In her book, Mindset, Carol S. Dweck, explains the concept of fixed versus growth mindset. Here are a few examples:
1. Stick with what’s known vs embrace change
2. Our failures define who we are vs our failures are just temporary setbacks
3. Intelligence and talent are fixed vs Intelligence and talent can be developed
4. Putting forth effort is worthless vs effort is the path to mastery
5. See the success of others as a threat vs views other’s success as a source of inspiration
Just Google fixed vs growth mindset and you’ll see all sorts of charts, quizzes, and what not to help you learn more about the idea and about your mindset. And definitely read the book.

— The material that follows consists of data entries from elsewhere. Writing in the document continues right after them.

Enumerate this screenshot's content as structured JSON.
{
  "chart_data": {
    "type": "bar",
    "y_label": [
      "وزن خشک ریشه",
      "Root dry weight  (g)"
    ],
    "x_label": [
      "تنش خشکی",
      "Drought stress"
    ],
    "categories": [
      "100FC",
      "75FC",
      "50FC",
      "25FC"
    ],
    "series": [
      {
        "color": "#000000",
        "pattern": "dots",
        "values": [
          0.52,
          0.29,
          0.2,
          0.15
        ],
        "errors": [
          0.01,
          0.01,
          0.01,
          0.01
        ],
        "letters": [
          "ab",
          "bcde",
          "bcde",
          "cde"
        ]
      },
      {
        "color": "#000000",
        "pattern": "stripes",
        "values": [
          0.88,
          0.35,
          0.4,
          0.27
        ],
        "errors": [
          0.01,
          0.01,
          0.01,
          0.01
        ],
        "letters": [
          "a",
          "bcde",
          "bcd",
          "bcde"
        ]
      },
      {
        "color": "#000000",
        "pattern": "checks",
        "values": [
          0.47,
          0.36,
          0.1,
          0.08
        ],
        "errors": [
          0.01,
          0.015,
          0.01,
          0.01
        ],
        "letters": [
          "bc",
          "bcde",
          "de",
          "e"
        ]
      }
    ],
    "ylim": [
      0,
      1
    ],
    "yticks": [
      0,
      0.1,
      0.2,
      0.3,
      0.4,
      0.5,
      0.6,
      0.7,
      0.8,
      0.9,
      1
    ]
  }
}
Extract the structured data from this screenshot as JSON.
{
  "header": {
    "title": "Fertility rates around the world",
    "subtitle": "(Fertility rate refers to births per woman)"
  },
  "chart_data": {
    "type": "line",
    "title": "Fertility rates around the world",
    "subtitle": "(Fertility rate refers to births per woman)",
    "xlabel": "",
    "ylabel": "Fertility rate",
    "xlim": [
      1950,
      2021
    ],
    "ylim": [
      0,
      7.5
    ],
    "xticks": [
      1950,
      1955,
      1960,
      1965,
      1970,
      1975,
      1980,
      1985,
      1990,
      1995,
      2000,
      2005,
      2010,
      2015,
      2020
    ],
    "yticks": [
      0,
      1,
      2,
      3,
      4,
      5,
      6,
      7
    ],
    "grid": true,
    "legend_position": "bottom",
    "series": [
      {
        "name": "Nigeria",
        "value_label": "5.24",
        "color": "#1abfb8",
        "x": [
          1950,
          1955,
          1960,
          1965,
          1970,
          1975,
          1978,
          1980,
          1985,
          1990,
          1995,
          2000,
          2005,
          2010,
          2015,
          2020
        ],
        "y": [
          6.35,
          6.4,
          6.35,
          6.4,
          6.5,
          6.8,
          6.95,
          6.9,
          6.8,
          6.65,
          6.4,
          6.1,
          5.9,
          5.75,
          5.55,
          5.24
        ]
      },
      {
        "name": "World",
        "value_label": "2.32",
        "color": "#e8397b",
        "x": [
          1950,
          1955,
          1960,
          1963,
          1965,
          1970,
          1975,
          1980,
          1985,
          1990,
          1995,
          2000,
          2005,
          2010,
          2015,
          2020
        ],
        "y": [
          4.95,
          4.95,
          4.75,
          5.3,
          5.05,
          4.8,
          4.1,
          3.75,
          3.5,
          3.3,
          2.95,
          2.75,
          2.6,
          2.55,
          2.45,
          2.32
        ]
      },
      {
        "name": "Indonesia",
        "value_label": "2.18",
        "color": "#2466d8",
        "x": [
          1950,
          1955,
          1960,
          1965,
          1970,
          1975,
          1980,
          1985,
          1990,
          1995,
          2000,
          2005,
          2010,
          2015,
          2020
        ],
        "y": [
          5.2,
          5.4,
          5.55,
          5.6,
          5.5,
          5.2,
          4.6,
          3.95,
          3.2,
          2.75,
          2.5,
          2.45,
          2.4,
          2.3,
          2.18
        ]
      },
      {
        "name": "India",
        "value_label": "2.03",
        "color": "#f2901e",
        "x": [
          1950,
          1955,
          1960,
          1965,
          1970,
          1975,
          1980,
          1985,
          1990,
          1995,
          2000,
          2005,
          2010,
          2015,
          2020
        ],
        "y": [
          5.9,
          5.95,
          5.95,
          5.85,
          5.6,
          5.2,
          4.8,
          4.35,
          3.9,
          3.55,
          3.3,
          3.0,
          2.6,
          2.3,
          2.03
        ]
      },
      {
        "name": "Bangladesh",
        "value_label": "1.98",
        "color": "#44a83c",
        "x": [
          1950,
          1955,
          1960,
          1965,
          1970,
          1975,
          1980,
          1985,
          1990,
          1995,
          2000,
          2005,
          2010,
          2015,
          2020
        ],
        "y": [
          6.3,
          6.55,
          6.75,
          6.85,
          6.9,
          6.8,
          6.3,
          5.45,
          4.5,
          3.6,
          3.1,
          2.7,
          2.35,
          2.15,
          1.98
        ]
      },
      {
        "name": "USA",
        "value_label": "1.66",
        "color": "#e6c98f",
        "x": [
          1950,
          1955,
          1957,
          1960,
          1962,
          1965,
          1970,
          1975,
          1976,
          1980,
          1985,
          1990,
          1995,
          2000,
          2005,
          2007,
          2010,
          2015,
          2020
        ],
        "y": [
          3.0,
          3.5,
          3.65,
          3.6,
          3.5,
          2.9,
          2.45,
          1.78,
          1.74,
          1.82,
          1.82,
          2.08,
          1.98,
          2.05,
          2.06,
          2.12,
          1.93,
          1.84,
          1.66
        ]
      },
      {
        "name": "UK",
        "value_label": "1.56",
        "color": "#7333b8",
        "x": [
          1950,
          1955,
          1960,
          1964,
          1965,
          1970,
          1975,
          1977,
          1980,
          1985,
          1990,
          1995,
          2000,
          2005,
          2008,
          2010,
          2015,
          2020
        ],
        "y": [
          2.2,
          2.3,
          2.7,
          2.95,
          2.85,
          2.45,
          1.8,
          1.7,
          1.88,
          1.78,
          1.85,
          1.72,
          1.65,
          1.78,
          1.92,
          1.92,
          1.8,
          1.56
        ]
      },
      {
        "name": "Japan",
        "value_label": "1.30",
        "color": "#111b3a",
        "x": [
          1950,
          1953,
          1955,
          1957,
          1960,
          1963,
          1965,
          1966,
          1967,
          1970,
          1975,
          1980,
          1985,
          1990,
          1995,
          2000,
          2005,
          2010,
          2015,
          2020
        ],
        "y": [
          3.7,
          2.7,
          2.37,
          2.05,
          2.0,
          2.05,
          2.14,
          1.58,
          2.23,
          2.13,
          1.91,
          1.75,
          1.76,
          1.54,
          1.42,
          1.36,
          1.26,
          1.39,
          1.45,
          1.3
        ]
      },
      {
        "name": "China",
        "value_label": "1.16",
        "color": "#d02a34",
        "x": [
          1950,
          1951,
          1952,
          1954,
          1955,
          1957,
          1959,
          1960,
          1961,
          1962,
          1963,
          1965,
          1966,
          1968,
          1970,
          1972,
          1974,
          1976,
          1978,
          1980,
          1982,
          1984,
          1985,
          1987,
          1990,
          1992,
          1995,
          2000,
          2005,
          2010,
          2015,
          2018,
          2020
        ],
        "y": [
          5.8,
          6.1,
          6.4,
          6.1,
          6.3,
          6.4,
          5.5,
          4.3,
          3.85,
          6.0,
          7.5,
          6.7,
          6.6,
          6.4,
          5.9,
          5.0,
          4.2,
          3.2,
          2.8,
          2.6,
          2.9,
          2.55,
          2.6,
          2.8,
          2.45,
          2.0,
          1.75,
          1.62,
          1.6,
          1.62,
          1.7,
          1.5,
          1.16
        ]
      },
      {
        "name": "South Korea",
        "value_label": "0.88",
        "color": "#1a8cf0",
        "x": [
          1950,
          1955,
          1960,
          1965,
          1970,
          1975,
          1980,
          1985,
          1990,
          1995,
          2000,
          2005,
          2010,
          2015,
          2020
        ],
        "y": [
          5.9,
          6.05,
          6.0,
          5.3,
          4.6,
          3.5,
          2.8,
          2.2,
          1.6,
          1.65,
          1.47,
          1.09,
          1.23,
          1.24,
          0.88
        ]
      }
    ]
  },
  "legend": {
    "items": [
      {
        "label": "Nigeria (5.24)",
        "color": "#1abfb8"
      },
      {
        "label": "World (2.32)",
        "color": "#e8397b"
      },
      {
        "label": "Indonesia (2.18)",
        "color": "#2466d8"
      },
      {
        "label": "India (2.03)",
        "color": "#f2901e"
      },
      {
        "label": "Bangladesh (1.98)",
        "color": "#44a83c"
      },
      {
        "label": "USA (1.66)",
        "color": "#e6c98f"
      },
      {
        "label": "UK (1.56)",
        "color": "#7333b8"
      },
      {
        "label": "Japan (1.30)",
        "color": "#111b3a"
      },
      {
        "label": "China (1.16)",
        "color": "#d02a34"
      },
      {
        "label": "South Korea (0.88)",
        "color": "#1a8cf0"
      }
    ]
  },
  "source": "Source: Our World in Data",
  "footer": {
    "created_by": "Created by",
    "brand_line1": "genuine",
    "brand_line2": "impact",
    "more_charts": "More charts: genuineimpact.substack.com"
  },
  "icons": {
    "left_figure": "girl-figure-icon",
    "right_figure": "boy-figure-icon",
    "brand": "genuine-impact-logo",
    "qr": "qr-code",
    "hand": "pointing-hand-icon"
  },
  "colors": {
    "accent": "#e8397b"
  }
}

An easy way to avoid seeing your date through a fixed mindset is to apply the 3 Cs. This simple formula will ensure your data reveal the information you need to grow your business:
Comparison + Contrast + Context = Clarity
Together comparison, contrast, and context have the power to light up the universe. But apart they do little to reveal what is unseen. Let’s examine each of them in their own context and see why.
Compare what’s similar
A comparison is to look for similarities.
President Theodore Roosevelt said, “comparison is the thief of joy”. What he meant is, rarely are comparisons fair. Rarely do we compare “apple to apples”. In fact, the opposite is true. Typically when we compare ourselves to others, we compare our worst to their best. And when comparing data, we tend to value the familiar over new information.

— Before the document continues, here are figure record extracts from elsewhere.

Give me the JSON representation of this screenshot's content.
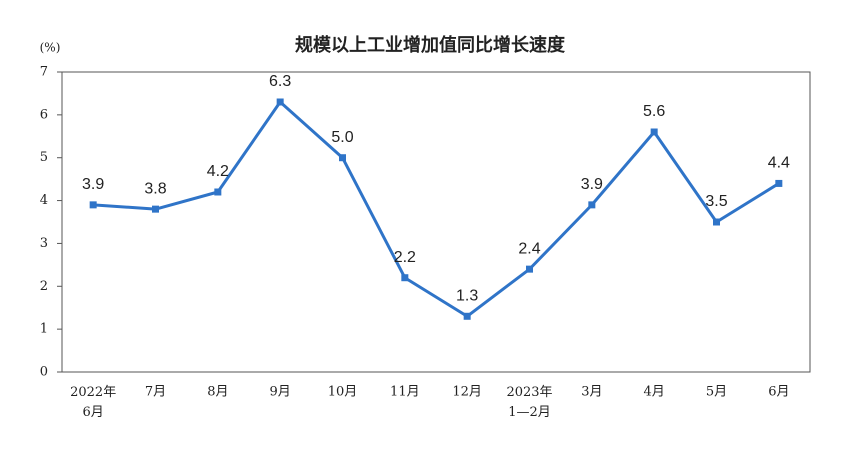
{
  "chart_data": {
    "type": "line",
    "title": "规模以上工业增加值同比增长速度",
    "y_label": "(%)",
    "categories": [
      "2022年\n6月",
      "7月",
      "8月",
      "9月",
      "10月",
      "11月",
      "12月",
      "2023年\n1—2月",
      "3月",
      "4月",
      "5月",
      "6月"
    ],
    "series": [
      {
        "color": "#2f74c8",
        "values": [
          3.9,
          3.8,
          4.2,
          6.3,
          5.0,
          2.2,
          1.3,
          2.4,
          3.9,
          5.6,
          3.5,
          4.4
        ],
        "value_labels": [
          "3.9",
          "3.8",
          "4.2",
          "6.3",
          "5.0",
          "2.2",
          "1.3",
          "2.4",
          "3.9",
          "5.6",
          "3.5",
          "4.4"
        ]
      }
    ],
    "ylim": [
      0,
      7
    ],
    "yticks": [
      0,
      1,
      2,
      3,
      4,
      5,
      6,
      7
    ],
    "grid": false
  }
}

Contrast to show the difference
To contrast something is to show the difference. In investing, diversity is mixing different asset classes that act differently during different market cycles to manage risk. This is an example where contrast is essential. On the other hand, if you want to accelerate growth, choose comparison over contrast to combine similar investments in a concentrated fashion.
Combine comparison and contrast with context for true clarity
If data is king, then context is god (figuratively speaking of course). Context is the circumstances that form the setting in which your data can be fully understood and assessed. Context analysis is a method of analyzing the environment in which a business exists. A good example is called SWOT analysis which stands for strengthens, weaknesses, opportunities and threats, and is incomplete without comparing and contrasting key data.
The bottom line is, your understanding of how your business is running and how to grow is the difference between success and failure. Without the essential data about your business, you are truly lost.
So if find yourself adrift in a sea of data with no sense of direction. Just remember to align the lenses of comparison, contrast, and context, and set your course for greater understanding and serious growth.
And if by chance, you happen to try the fire and ice experiment, I’d love to hear the results.